Multi-threaded scheduler dispatches tasks to a fixed thread pool, each worker thread has a local run queue to save pending tasks. When starts, each worker thread will enter a loop to sequentially fetch and execute tasks in its run queue. Without a strategy, this scheduling can easily become imbalanced. Tokio uses work stealing to address this - when a worker’s run queue is empty, it tries to “steal” tasks from other workers’ queues to execute.

In the above, a task is the minimum scheduling unit, corresponding to await in our code. Tokio can only reschedule on reaching an await, since future execution is a state machine like below:

async move {
  fut_one.await;
  fut_two.await;
}

This async block is transformed to something below when get executed:

// The `Future` type generated by our `async { ... }` block
struct AsyncFuture {
    fut_one: FutOne,
    fut_two: FutTwo,
    state: State,
}

// List of states our `async` block can be in
enum State {
    AwaitingFutOne,
    AwaitingFutTwo,
    Done,
}

impl Future for AsyncFuture {
    type Output = ();

    fn poll(mut self: Pin<&mut Self>, cx: &mut Context<'_>) -> Poll<()> {
        loop {
            match self.state {
                State::AwaitingFutOne => match self.fut_one.poll(..) {
                    Poll::Ready(()) => self.state = State::AwaitingFutTwo,
                    Poll::Pending => return Poll::Pending,
                }
                State::AwaitingFutTwo => match self.fut_two.poll(..) {
                    Poll::Ready(()) => self.state = State::Done,
                    Poll::Pending => return Poll::Pending,
                }
                State::Done => return Poll::Ready(()),
            }
        }
    }
}

When we call AsyncFuture.await, AsyncFuture::poll get executed. We can see that control flow returns to the worker thread only on state transitions (Pending or Ready). If fut_one.poll() contains blocking API, the worker thread will be stuck on that task. Tasks on that worker’s run queue are likely to not be scheduled timely despite work stealing. Let me explain this in more details:

In the above figure, there are four tasks:

Task0, Task1 are hybrid, which contain both IO and CPU work
Task2 and Task3 are purely CPU-bound tasks

The different execution strategy will lead to different time consumptions of the tasks.

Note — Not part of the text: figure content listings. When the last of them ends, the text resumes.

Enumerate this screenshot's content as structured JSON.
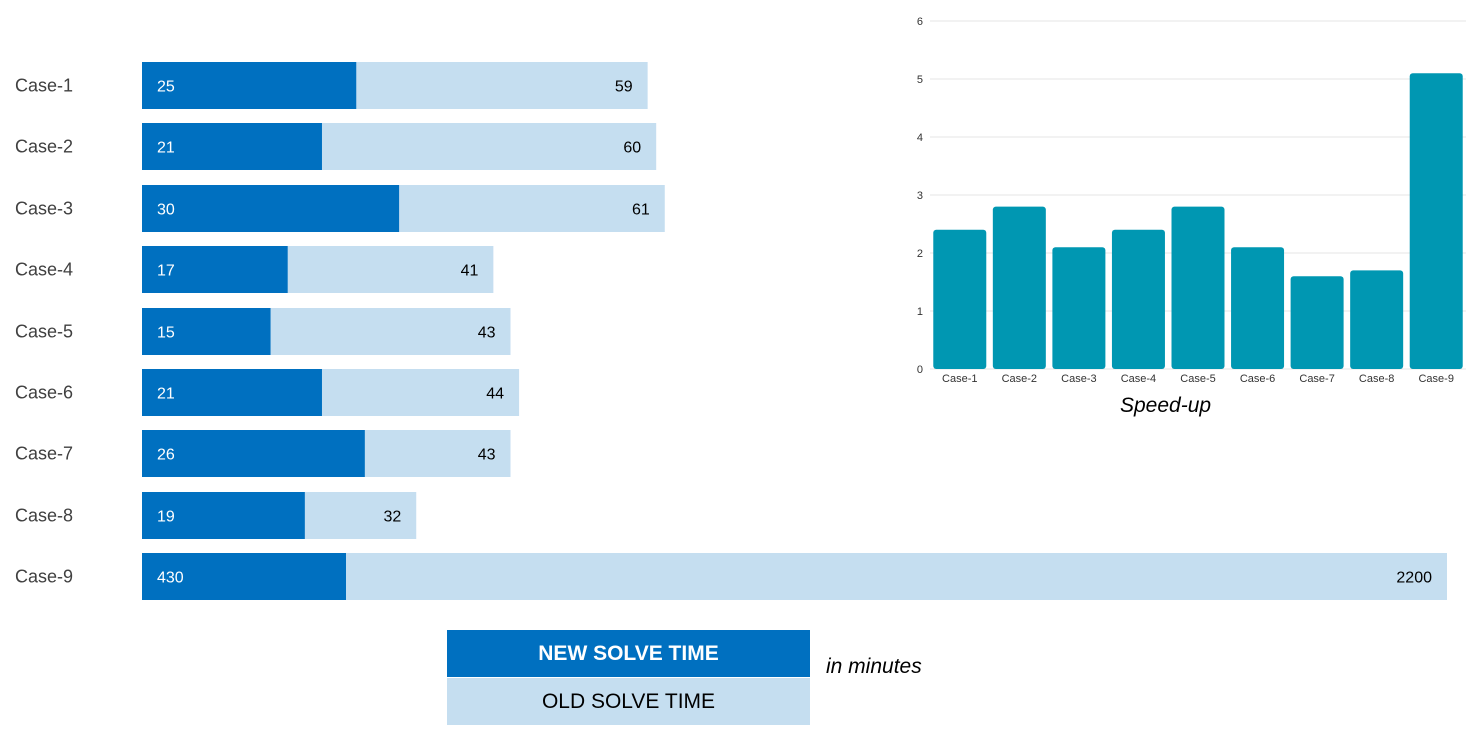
{
  "chart_data": [
    {
      "type": "bar",
      "orientation": "horizontal",
      "categories": [
        "Case-1",
        "Case-2",
        "Case-3",
        "Case-4",
        "Case-5",
        "Case-6",
        "Case-7",
        "Case-8",
        "Case-9"
      ],
      "series": [
        {
          "name": "NEW SOLVE TIME",
          "values": [
            25,
            21,
            30,
            17,
            15,
            21,
            26,
            19,
            430
          ]
        },
        {
          "name": "OLD SOLVE TIME",
          "values": [
            59,
            60,
            61,
            41,
            43,
            44,
            43,
            32,
            2200
          ]
        }
      ],
      "colors": {
        "new": "#0070C0",
        "old": "#C5DEF0"
      },
      "data_labels": true,
      "grid": false
    },
    {
      "type": "bar",
      "title": "Speed-up",
      "categories": [
        "Case-1",
        "Case-2",
        "Case-3",
        "Case-4",
        "Case-5",
        "Case-6",
        "Case-7",
        "Case-8",
        "Case-9"
      ],
      "values": [
        2.4,
        2.8,
        2.1,
        2.4,
        2.8,
        2.1,
        1.6,
        1.7,
        5.1
      ],
      "ylim": [
        0,
        6
      ],
      "yticks": [
        "0",
        "1",
        "2",
        "3",
        "4",
        "5",
        "6"
      ],
      "grid": true,
      "colors": {
        "bar": "#0097B2",
        "grid": "#E6E6E6"
      }
    }
  ],
  "legend": {
    "new_label": "NEW SOLVE TIME",
    "old_label": "OLD SOLVE TIME",
    "units_note": "in minutes"
  }
}
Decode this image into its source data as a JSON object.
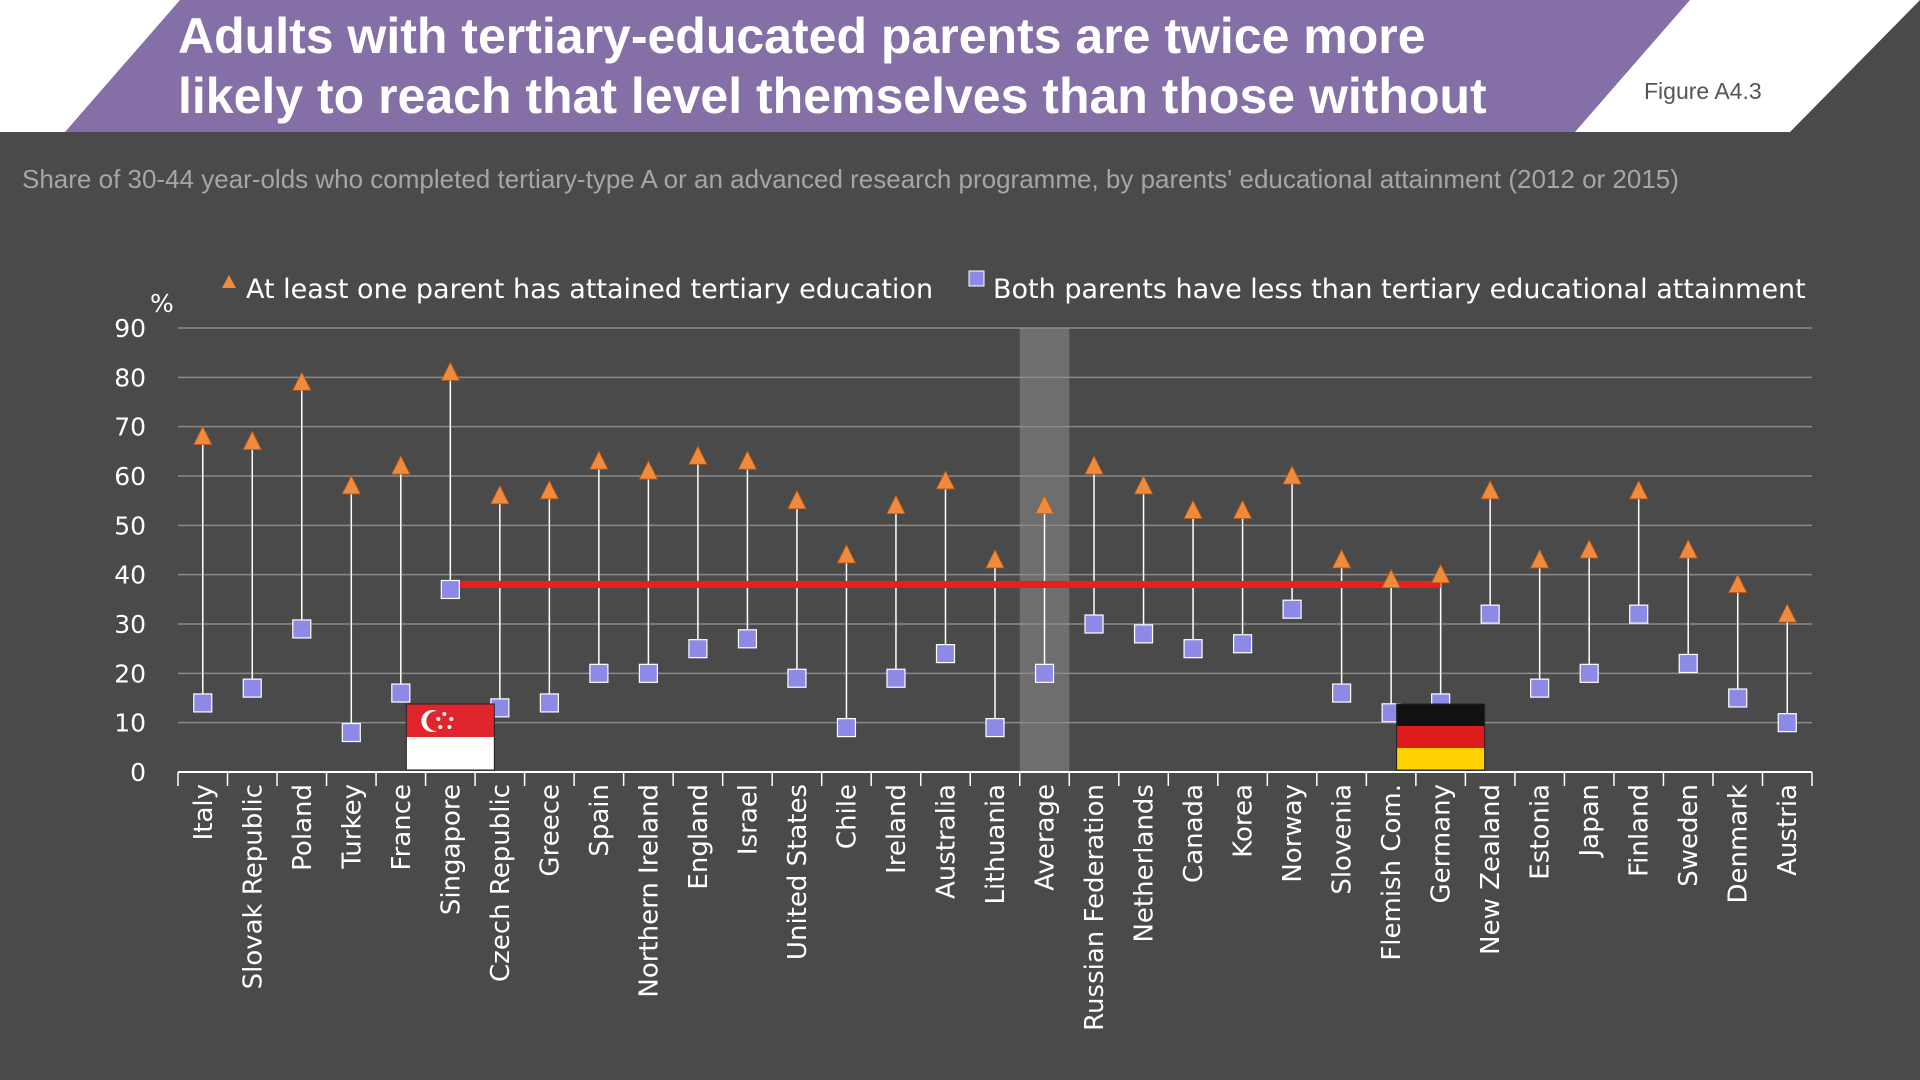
{
  "header": {
    "title_line1": "Adults with tertiary-educated parents are twice more",
    "title_line2": "likely to reach that level themselves than those without",
    "figure_label": "Figure A4.3",
    "subtitle": "Share of 30-44 year-olds who completed tertiary-type A or an advanced research programme, by parents' educational attainment (2012 or 2015)"
  },
  "colors": {
    "header_purple": "#8470a6",
    "triangle": "#f08a3c",
    "square": "#8c8ae6",
    "highlight_line": "#e8201c",
    "average_band": "#6e6e6e",
    "axis": "#ffffff",
    "grid": "#8a8a8a"
  },
  "chart_data": {
    "type": "scatter",
    "ylabel": "%",
    "ylim": [
      0,
      90
    ],
    "yticks": [
      0,
      10,
      20,
      30,
      40,
      50,
      60,
      70,
      80,
      90
    ],
    "grid": true,
    "legend_position": "top",
    "categories": [
      "Italy",
      "Slovak Republic",
      "Poland",
      "Turkey",
      "France",
      "Singapore",
      "Czech Republic",
      "Greece",
      "Spain",
      "Northern Ireland",
      "England",
      "Israel",
      "United States",
      "Chile",
      "Ireland",
      "Australia",
      "Lithuania",
      "Average",
      "Russian Federation",
      "Netherlands",
      "Canada",
      "Korea",
      "Norway",
      "Slovenia",
      "Flemish Com.",
      "Germany",
      "New Zealand",
      "Estonia",
      "Japan",
      "Finland",
      "Sweden",
      "Denmark",
      "Austria"
    ],
    "series": [
      {
        "name": "At least one parent has attained tertiary education",
        "marker": "triangle",
        "values": [
          68,
          67,
          79,
          58,
          62,
          81,
          56,
          57,
          63,
          61,
          64,
          63,
          55,
          44,
          54,
          59,
          43,
          54,
          62,
          58,
          53,
          53,
          60,
          43,
          39,
          40,
          57,
          43,
          45,
          57,
          45,
          38,
          32
        ]
      },
      {
        "name": "Both parents have less than tertiary educational attainment",
        "marker": "square",
        "values": [
          14,
          17,
          29,
          8,
          16,
          37,
          13,
          14,
          20,
          20,
          25,
          27,
          19,
          9,
          19,
          24,
          9,
          20,
          30,
          28,
          25,
          26,
          33,
          16,
          12,
          14,
          32,
          17,
          20,
          32,
          22,
          15,
          10
        ]
      }
    ],
    "highlight": {
      "from_category": "Singapore",
      "to_category": "Germany",
      "value": 38
    },
    "shaded_category": "Average",
    "flags": [
      {
        "category": "Singapore",
        "name": "Singapore flag"
      },
      {
        "category": "Germany",
        "name": "Germany flag"
      }
    ]
  }
}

In Figure 1, CPU and IO tasks are mixed in one thread, Task0 and Task1 will take 35ms in the worst case.
In Figure 2, CPU and IO tasks are separated and executed in two runtimes, in this case, Task0 and Task1 both take 20ms.

Therefore, it is generally recommended to use spawn_blocking to execute tasks that may take a long time to execute in Tokio, so that the worker thread can gain control as quickly as possible.

With the above knowledge in mind, let’s try to analyze the question posed at the beginning of this article. The specifics of the flush and merge operations can be expressed in the following pseudo-code:

async fn flush() {
  let input = memtable.scan();
  let processed = expensive_cpu_task();
  write_to_s3(processed).await;
}

async fn compact() {
  let input = read_from_s3().await;
  let processed = expensive_cpu_task(input);
  write_to_s3(processed).await;
}

runtime1.block_on(flush);
runtime2.block_on(compact);

As we can see, both flush and compact have the above issue - expensive_cpu_task can block the worker thread, affecting s3 read/write times. The s3 client uses object_store which uses reqwest for HTTP.

If flush and compact run in the same runtime, there is no further explanation needed. But how do they affect each other when running in different runtimes? I wrote a minimal program to reproduce this.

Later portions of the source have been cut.